With some major companies already being top entrants, the total market for diagnostic and medical equipment in India is increasing at an annual rate of 18 per cent. Some of the recent advancements are as follows:
- Top players in the sector are GE, Siemens, Philips and Toshiba. The criteria for medical equipment building in Indian market is on four parameters – easy-to-use, portable, durable, and cheaper.
- Apollo Hospitals partnering with Belgium’s Ion Beam Applications to build India’s first proton therapy center, starting its operations in 2016.
- Indian cancer imaging markets have been captured by Siemens and Philips. Philips is also collaborating with Apollo and Fortis to sell its MRI-guided HIFU system.
- Portable cancer equipment’s demand is increasing considerably and India is being seen as a big prospect market (rural areas can also access mobile medical devices).
- Technologies such as
- Radiosurgery technology
- 3-D conformal radiotherapy
- CyberKnife surgery
- Proton therapy, are being spread quickly throughout India
Beating these international players are few Indian healthcare providers such as Apollo, Manipal, Healthcare Global and Max Healthcare.
- Max healthcare is increasing its investment in cancer research and care by 40 per cent. Building 27 cancer centers in the past 8 years, the total sum investment will reach as high as $120 million in the next 3 years.
- With disease and debt frequently linked together, the Indian healthcare products are now offering in-home chemotherapy assistance, eliminating long travel distances and also at lower costs.
As India’s cancer burden increases, onco—surgeons and specialists are tapping into new dimensions, to provide effective treatments. But with India becoming technology equipped, do we have enough manual power to cater to the inflating onco-market?
India’s first oncologist, Dr Suresh Advani says, “Our most critical issue in this area now is the acute shortage of cancer specialists. This disease needs specialized approach and care both for detection and cure. Unless we have several more training centers and cancer research-cum-care facilities in the country, we just can’t overcome this shortage.”

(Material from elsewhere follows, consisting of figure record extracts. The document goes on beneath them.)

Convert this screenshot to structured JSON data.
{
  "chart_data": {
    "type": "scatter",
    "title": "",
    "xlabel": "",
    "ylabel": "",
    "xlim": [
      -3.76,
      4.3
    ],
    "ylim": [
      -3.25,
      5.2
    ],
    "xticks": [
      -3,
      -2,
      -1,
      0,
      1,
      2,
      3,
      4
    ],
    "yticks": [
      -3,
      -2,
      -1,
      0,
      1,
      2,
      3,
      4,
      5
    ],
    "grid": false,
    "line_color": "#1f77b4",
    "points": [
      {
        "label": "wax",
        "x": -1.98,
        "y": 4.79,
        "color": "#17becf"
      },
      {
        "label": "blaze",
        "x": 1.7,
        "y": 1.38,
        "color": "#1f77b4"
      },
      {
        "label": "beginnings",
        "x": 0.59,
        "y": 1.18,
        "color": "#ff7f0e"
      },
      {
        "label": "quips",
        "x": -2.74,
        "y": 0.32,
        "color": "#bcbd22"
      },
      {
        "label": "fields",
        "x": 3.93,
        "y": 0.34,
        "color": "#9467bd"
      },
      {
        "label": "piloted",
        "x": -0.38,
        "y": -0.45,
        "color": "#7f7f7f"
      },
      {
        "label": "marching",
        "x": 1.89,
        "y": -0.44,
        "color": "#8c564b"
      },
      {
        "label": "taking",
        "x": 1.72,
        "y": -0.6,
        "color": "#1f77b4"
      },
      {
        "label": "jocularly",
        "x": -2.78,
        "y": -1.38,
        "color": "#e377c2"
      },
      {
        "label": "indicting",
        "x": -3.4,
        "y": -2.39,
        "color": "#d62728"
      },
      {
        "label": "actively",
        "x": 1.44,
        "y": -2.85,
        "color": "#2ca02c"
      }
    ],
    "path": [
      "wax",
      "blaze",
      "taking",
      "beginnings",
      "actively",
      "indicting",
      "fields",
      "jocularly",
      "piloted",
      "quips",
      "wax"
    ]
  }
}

Seeing how oncology grew in India right before his eyes, the professional started off when oncology was frowned upon as a “less profitable area” by specialists. Although things have improved since then, oncology still has a long way to go in the country. When questioned about how effective current medical system is in treating the ever-increasing patients, the doctor stated, “Lack of speciality care is another contributor to late detection and number of deaths. Although several new, better cancer speciality facilities have come up in the private sector, most of them still cater to the metros and their affordability to the common man is yet another big issue, although a slowly increasing insurance penetration, especially in the cities, can hopefully resolve the issue to a certain extent.”
The new tandem of technological progress has begun in India, but leaving scope for the country to work on its medical personnel, tackling the burden of cancer which is spreading at an epidemic pace.